Ces attentats doivent nous interroger, par exemple, sur la ruralité. Avoir une population harmonieusement répartie sur le territoire, avec un but, des repères, des objectifs de vie, c’est déjà participer à ce qu’il y ait moins de personnes qui se sentent rejetées de notre civilisation au point de vouloir lui nuire. Notre société est en perpétuel développement, c’est normal, puisque la population augmente, sur notre territoire, et peut-être plus encore dans le monde. Pour autant, ce développement doit aujourd’hui plus que jamais être considéré avec l’ensemble de ses individus, et surtout pas décidé par quelques-uns seulement, parce que l’on devrait éviter tout rassemblement par crainte des attentats. L’état d’urgence, c’est un acte de défense nationale face au terrorisme, oui à de actions policières ou militaires si elles doivent s’imposer. L’Etat surpuissant, supprimant les prérogatives de tous les échelons qui font la richesse de notre république, ce n’est plus du tout la même chose, un piège à éviter. Gérer la république comme des affaires courantes est acceptable sur un temps très court, par exemple ce week-end – voire le début de semaine puisque le Parlement est convoqué en congrès exceptionnel à Versailles lundi, et qu’un deuil national de trois jours a été décrété – car on comprend la difficulté de mener de front plusieurs sujets importants. Mais au-delà, on toucherait aux fondements même de notre démocratie.

Même chose pour la médiatisation. Le sujet unique traité sous tous les angles, c’est normal étant données les circonstances, majeures, avec notre Etat souverain directement attaqué. Avec cet article, WikiAgri y participe, et j’ai d’ailleurs déprogrammé d’autres sujets « week-end », un peu légers, un peu trop « détente »…

Pour autant, la vie démocratique, l’échange d’opinions sur notre avenir ne doit pas s’arrêter trop longtemps.

Quels sont les rendez-vous de l’agenda proche qui concernent l’agriculture ? Le plus médiatique est sans conteste Cop21. Ce rendez-vous mondial de l’environnement impactera peu ou prou les pratiques agricoles, dans un sens ou dans l’autre, par ses décisions officielles et aussi, et peut-être surtout, par le courant de pensée dominant qui l’animera. Or, Cop21 doit rassembler de nombreux chefs d’Etat à Paris. A l’heure où cet article est rédigé, impossible de dire si ce rendez-vous sera maintenu en l’état, ou différé, ou déplacé, ou… ? Mais même s’il est reporté, la question de l’avenir de notre planète et de son environnement reste cruciale, puisqu’elle concerne, en définitive, beaucoup plus de monde que le nombre de familles directement victimes des attentats.

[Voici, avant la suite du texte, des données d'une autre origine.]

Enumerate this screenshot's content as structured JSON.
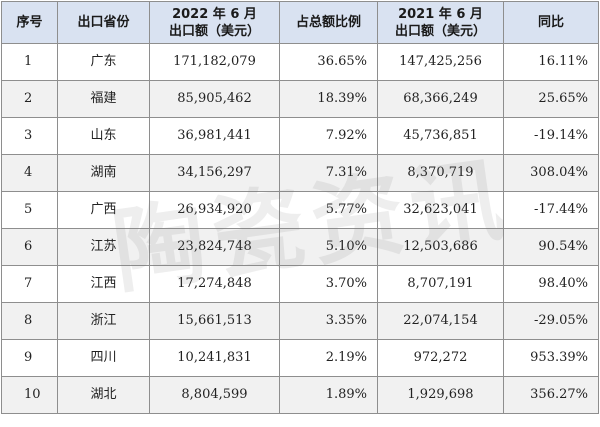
{
  "table": {
    "headers": {
      "index": "序号",
      "province": "出口省份",
      "export_2022_line1": "2022 年 6 月",
      "export_2022_line2": "出口额（美元）",
      "share": "占总额比例",
      "export_2021_line1": "2021 年 6 月",
      "export_2021_line2": "出口额（美元）",
      "yoy": "同比"
    },
    "rows": [
      {
        "index": "1",
        "province": "广东",
        "export_2022": "171,182,079",
        "share": "36.65%",
        "export_2021": "147,425,256",
        "yoy": "16.11%"
      },
      {
        "index": "2",
        "province": "福建",
        "export_2022": "85,905,462",
        "share": "18.39%",
        "export_2021": "68,366,249",
        "yoy": "25.65%"
      },
      {
        "index": "3",
        "province": "山东",
        "export_2022": "36,981,441",
        "share": "7.92%",
        "export_2021": "45,736,851",
        "yoy": "-19.14%"
      },
      {
        "index": "4",
        "province": "湖南",
        "export_2022": "34,156,297",
        "share": "7.31%",
        "export_2021": "8,370,719",
        "yoy": "308.04%"
      },
      {
        "index": "5",
        "province": "广西",
        "export_2022": "26,934,920",
        "share": "5.77%",
        "export_2021": "32,623,041",
        "yoy": "-17.44%"
      },
      {
        "index": "6",
        "province": "江苏",
        "export_2022": "23,824,748",
        "share": "5.10%",
        "export_2021": "12,503,686",
        "yoy": "90.54%"
      },
      {
        "index": "7",
        "province": "江西",
        "export_2022": "17,274,848",
        "share": "3.70%",
        "export_2021": "8,707,191",
        "yoy": "98.40%"
      },
      {
        "index": "8",
        "province": "浙江",
        "export_2022": "15,661,513",
        "share": "3.35%",
        "export_2021": "22,074,154",
        "yoy": "-29.05%"
      },
      {
        "index": "9",
        "province": "四川",
        "export_2022": "10,241,831",
        "share": "2.19%",
        "export_2021": "972,272",
        "yoy": "953.39%"
      },
      {
        "index": "10",
        "province": "湖北",
        "export_2022": "8,804,599",
        "share": "1.89%",
        "export_2021": "1,929,698",
        "yoy": "356.27%"
      }
    ]
  },
  "watermark": {
    "text": "陶瓷资讯"
  },
  "colors": {
    "header_bg": "#d9e2f1",
    "alt_row_bg": "#f1f1f1",
    "border": "#8e8e8e"
  }
}
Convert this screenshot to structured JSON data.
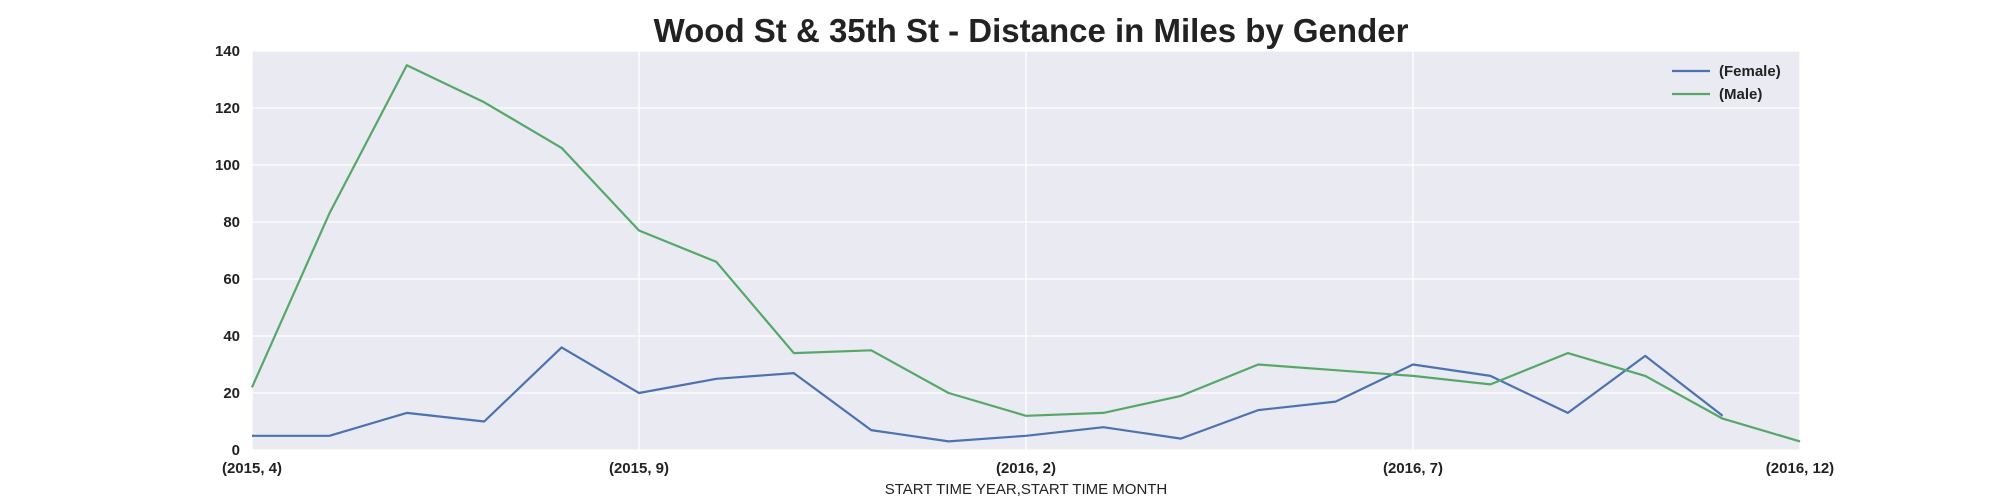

Le débat demeure également très ouvert sur l’avenir de la profession agricole. La crise ayant connu son paroxysme l’été dernier a plutôt été suspendue par les mesures gouvernementales que réellement endiguée, il va bien falloir apporter les vraies réponses.

Ce n’est pas parce que le présent est atroce qu’il faut se priver d’avenir

Ce qui n’empêche pas, au temps présent, le recueillement : au nom de toute l’équipe de WikiAgri, j’adresse mes condoléances les plus sincères et les plus attristées à chaque famille endeuillée.